奥野の予想通り、教科書ほどの大きさがある本だった。
外装は黒一色、表紙に書かれていたのは……
「異界、見聞録……」
いかいけんぶんろく。
ファンタジーだろうか、それとも誰かの自伝か何かか。
一見では内容が掴みづらい、不思議な本だった。
「美波律子、常に持ち歩くくらい本が好きだったのか。 身辺調査ではそんな情報無かったんだがな……」
「彼女、授業間の小休憩中に本を読んだりはしてなかった。 趣味じゃなく、なにが事情があって持ち歩いたんだろ」
三人とも、卓上に乗り上げて興味津々である。
この人たち、互いにそりは合わずともやはり同じ穴の狢なのだと、彼らを見比べながら私はこっそり頷いた。

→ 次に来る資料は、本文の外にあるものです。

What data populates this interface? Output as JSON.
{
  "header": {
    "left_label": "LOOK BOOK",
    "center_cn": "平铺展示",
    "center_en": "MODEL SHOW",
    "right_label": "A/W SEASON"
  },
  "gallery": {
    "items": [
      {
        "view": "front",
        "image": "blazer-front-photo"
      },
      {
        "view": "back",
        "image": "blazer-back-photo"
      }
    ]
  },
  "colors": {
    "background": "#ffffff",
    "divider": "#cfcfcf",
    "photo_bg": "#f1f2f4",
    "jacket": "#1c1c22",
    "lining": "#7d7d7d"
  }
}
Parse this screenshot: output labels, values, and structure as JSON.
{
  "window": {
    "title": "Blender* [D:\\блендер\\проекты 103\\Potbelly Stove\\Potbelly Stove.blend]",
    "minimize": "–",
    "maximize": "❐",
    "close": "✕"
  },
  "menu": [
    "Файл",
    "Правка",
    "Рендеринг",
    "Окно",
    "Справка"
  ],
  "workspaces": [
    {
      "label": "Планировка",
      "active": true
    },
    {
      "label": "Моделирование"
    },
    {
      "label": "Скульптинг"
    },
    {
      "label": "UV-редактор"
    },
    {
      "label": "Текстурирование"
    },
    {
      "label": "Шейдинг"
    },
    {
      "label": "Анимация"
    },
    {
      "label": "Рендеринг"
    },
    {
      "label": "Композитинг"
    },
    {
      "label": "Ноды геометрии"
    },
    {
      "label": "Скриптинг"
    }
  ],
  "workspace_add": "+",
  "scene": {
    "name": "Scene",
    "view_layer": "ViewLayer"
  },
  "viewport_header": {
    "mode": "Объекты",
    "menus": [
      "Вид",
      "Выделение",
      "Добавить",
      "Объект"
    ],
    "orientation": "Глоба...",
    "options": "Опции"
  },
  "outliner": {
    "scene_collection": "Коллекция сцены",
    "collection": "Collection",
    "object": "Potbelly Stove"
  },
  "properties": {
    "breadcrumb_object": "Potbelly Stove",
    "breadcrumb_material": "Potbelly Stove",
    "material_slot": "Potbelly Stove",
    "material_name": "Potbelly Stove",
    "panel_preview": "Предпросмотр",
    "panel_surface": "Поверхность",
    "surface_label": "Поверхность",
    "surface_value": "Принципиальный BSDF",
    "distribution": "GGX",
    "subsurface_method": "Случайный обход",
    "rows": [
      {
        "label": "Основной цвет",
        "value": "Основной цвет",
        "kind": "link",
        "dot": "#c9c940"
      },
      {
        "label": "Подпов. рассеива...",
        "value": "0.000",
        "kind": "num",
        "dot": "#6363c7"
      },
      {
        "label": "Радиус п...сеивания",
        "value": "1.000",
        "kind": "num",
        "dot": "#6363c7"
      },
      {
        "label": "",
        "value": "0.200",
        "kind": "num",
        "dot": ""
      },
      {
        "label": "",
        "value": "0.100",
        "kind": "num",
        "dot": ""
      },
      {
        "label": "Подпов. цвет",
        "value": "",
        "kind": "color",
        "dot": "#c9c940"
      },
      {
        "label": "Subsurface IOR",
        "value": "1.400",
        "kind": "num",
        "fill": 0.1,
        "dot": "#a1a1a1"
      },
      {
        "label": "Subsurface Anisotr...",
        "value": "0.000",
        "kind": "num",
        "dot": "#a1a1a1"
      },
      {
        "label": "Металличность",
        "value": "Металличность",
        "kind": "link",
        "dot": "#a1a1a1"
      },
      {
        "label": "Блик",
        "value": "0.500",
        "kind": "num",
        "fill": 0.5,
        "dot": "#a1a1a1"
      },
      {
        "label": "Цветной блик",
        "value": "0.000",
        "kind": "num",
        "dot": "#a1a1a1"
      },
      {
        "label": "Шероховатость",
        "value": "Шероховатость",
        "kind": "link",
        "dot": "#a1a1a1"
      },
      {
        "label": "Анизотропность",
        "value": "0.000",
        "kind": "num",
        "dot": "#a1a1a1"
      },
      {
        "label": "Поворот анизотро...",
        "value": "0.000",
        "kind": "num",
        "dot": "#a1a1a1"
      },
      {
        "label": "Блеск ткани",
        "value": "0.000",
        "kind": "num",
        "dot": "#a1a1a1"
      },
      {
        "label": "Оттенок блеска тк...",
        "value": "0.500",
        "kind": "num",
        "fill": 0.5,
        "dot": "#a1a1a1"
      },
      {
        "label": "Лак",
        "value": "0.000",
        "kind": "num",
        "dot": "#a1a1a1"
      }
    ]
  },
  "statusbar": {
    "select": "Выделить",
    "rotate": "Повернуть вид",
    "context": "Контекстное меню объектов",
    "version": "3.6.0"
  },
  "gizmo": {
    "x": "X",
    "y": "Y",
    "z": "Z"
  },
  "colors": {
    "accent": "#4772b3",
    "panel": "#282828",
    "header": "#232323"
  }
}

「一頁目は白紙。 最後に作者・印刷元の記載や蔵書印も無し。 個人出版の本なのか?」
次に半ばのページを開こうとした弥陀羅の動作が、やけにゆっくり思えた。
嫌な予感。
分かっても目が逸らせなくて、どう動けばいいか分からなくなるうちにそのページが開かれる。
写真だ。
ひとつのページにふたつづつ、写真が貼られていた。
犬が写っていたり、人の手のようなものが写っていたり様々。
ただ両開きの四ページに共通しているものがあった。
全て赤いのだ。
隅々まで真っ赤に、真紅に染って、赤黒く。
やがて激しい音を立てて本が閉じられた。
弥陀羅がやったのだ。
だが遅かった。
沈黙の中、私の脳裏にはハッキリと、血液の一滴一滴まで再現して想像出来るほどに写真が焼き付いていた。